Information needs to be compressed into latent space or it becomes computationally intractable

searchguy•9mo ago
do you have references to

> TTT, cannon layers, and titans

najarvg•9mo ago
This was the nearest reference I could find. Links to an unofficial pytorch implementation on Github are also linked in the threads somewhere - https://www.reddit.com/r/LocalLLaMA/comments/1i0q8nw/titans_...
vessenes•9mo ago
is titans replicated? I feel like lucidrains couldn't replicate.
logicchains•9mo ago
I think something like Titans explains Gemini's excellent long context performance. That would explain why the Titan team hasn't released the training code or hyperpameters used even though they said in the paper that they would, and why soon after that it came out that DeepMind would be holding off publishing new results for 6 months to avoid giving away competitive advantages.
p_v_doom•9mo ago
Interesting. Before there even was attention I was thinking that the episodic memory model offers something that could be very useful for neural nets, so its cool to see people testing that
killerstorm•9mo ago
Note that this works within a single sequence of tokens. It might be consistent with "episodic memory" metaphor if we consider a particular transformer run as its experience.

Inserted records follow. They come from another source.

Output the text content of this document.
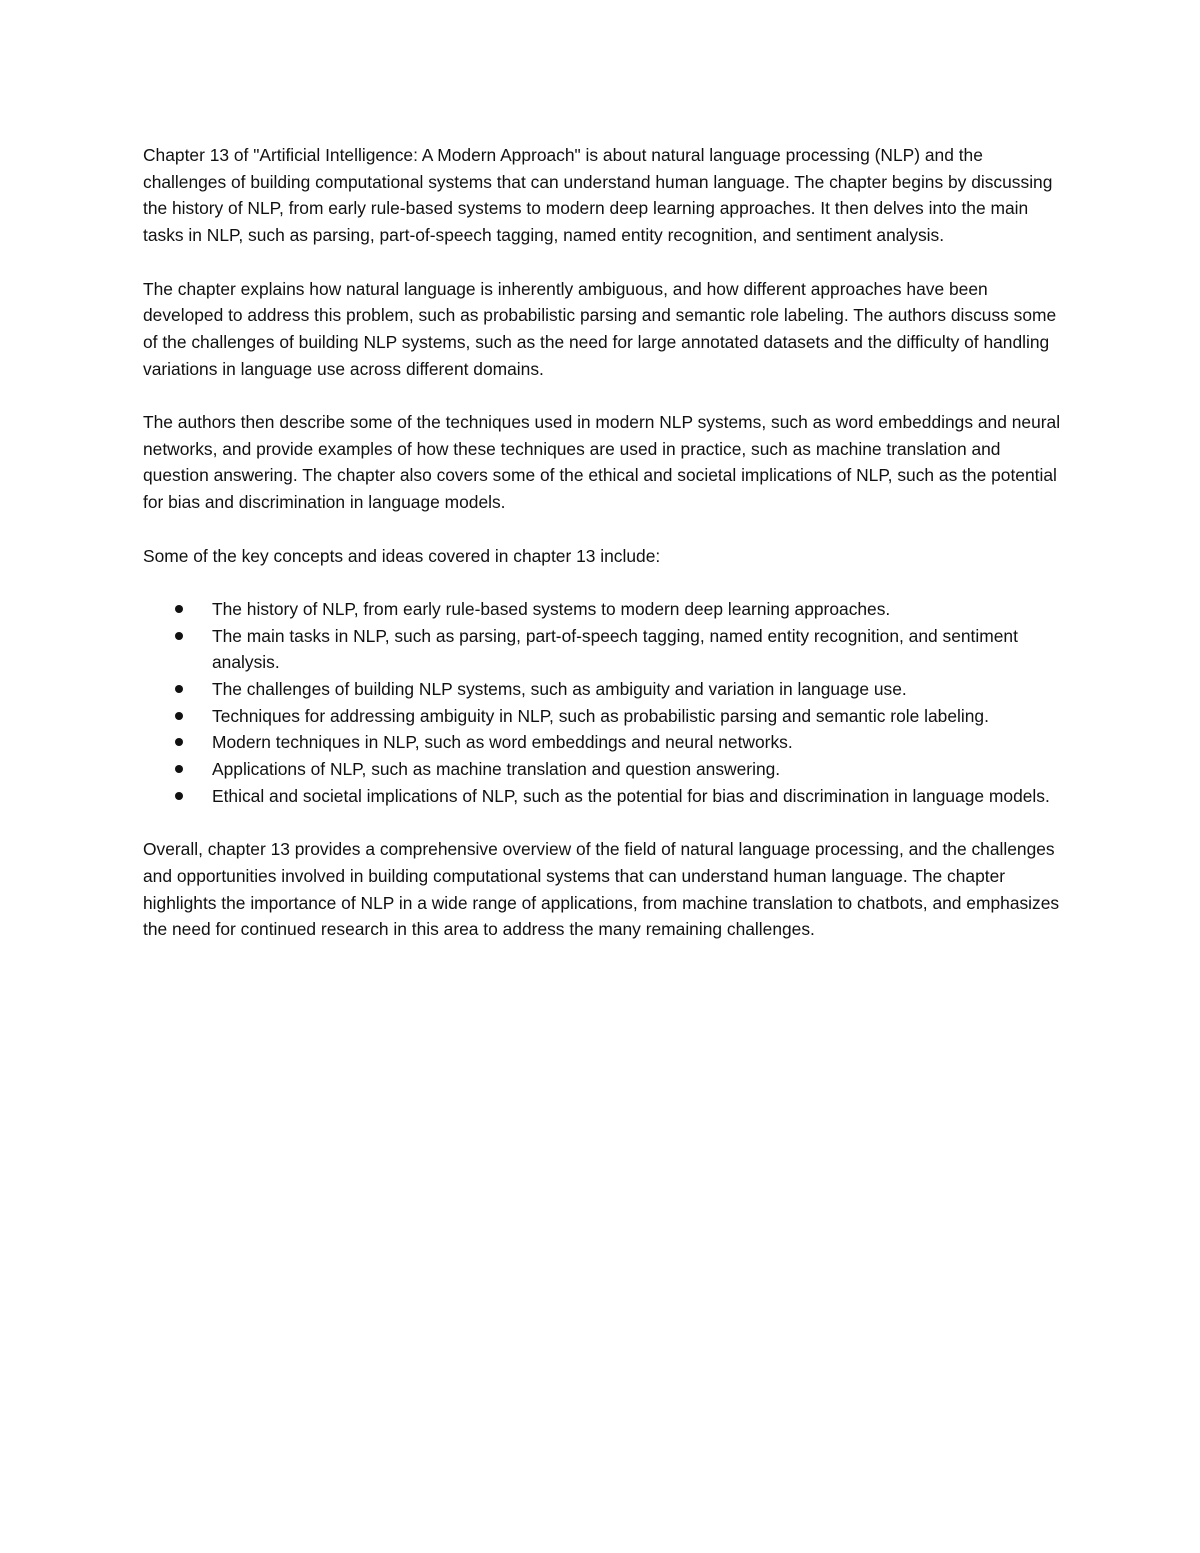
Chapter 13 of "Artificial Intelligence: A Modern Approach" is about natural language processing (NLP) and the challenges of building computational systems that can understand human language. The chapter begins by discussing the history of NLP, from early rule-based systems to modern deep learning approaches. It then delves into the main tasks in NLP, such as parsing, part-of-speech tagging, named entity recognition, and sentiment analysis.

The chapter explains how natural language is inherently ambiguous, and how different approaches have been developed to address this problem, such as probabilistic parsing and semantic role labeling. The authors discuss some of the challenges of building NLP systems, such as the need for large annotated datasets and the difficulty of handling variations in language use across different domains.

The authors then describe some of the techniques used in modern NLP systems, such as word embeddings and neural networks, and provide examples of how these techniques are used in practice, such as machine translation and question answering. The chapter also covers some of the ethical and societal implications of NLP, such as the potential for bias and discrimination in language models.

Some of the key concepts and ideas covered in chapter 13 include:

The history of NLP, from early rule-based systems to modern deep learning approaches.
The main tasks in NLP, such as parsing, part-of-speech tagging, named entity recognition, and sentiment analysis.
The challenges of building NLP systems, such as ambiguity and variation in language use.
Techniques for addressing ambiguity in NLP, such as probabilistic parsing and semantic role labeling.
Modern techniques in NLP, such as word embeddings and neural networks.
Applications of NLP, such as machine translation and question answering.
Ethical and societal implications of NLP, such as the potential for bias and discrimination in language models.

Overall, chapter 13 provides a comprehensive overview of the field of natural language processing, and the challenges and opportunities involved in building computational systems that can understand human language. The chapter highlights the importance of NLP in a wide range of applications, from machine translation to chatbots, and emphasizes the need for continued research in this area to address the many remaining challenges.
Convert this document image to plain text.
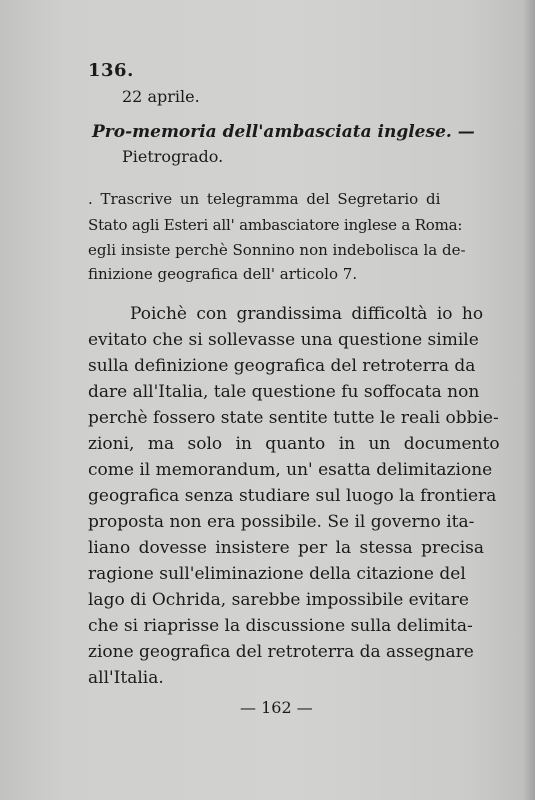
136.
22 aprile.
Pro-memoria dell'ambasciata inglese. —
Pietrogrado.
. Trascrive un telegramma del Segretario di
Stato agli Esteri all' ambasciatore inglese a Roma:
egli insiste perchè Sonnino non indebolisca la de-
finizione geografica dell' articolo 7.
Poichè con grandissima difficoltà io ho
evitato che si sollevasse una questione simile
sulla definizione geografica del retroterra da
dare all'Italia, tale questione fu soffocata non
perchè fossero state sentite tutte le reali obbie-
zioni, ma solo in quanto in un documento
come il memorandum, un' esatta delimitazione
geografica senza studiare sul luogo la frontiera
proposta non era possibile. Se il governo ita-
liano dovesse insistere per la stessa precisa
ragione sull'eliminazione della citazione del
lago di Ochrida, sarebbe impossibile evitare
che si riaprisse la discussione sulla delimita-
zione geografica del retroterra da assegnare
all'Italia.
— 162 —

But this might be very different from what people expect from "memory" - i.e. ability to learn vast amounts of information and retrieve it as necessary.

This is more like a refinement of transformer attention: instead of running attention over all tokens (which is very expensive as it's quadratic), it selects a subset of token spans and runs fine-grained attention only on those. So it essentially breaks transformer attention into two parts - coarse-grained (k-NN over token spans) and fine-grained (normal).

It might be a great thing for long-context situations. But it doesn't make sense when you want millions of different facts to be considered - making them into long context is rather inefficient.

yorwba•9mo ago
It would be inefficient if you had to do it from scratch for every query, but if you can do it once as a preprocessing step and reuse the prepared context for many queries, it might start to become more efficient than a shorter context that includes only some documents but has to be reprocessed because it's different every time.
killerstorm•9mo ago
Yes, I think it might be a good solution where you have a context up to 10M of tokens and you do a lot of requests with that context. It might be relevant for agentic stuff which tends to produce long chat logs - especially with some gadgets on top, e.g. some 'episodes' might be completely removed as obsolete.

But I don't think it's a good solution for bigger amounts of data - as in that case it's more beneficial if that can be formed into independent memories.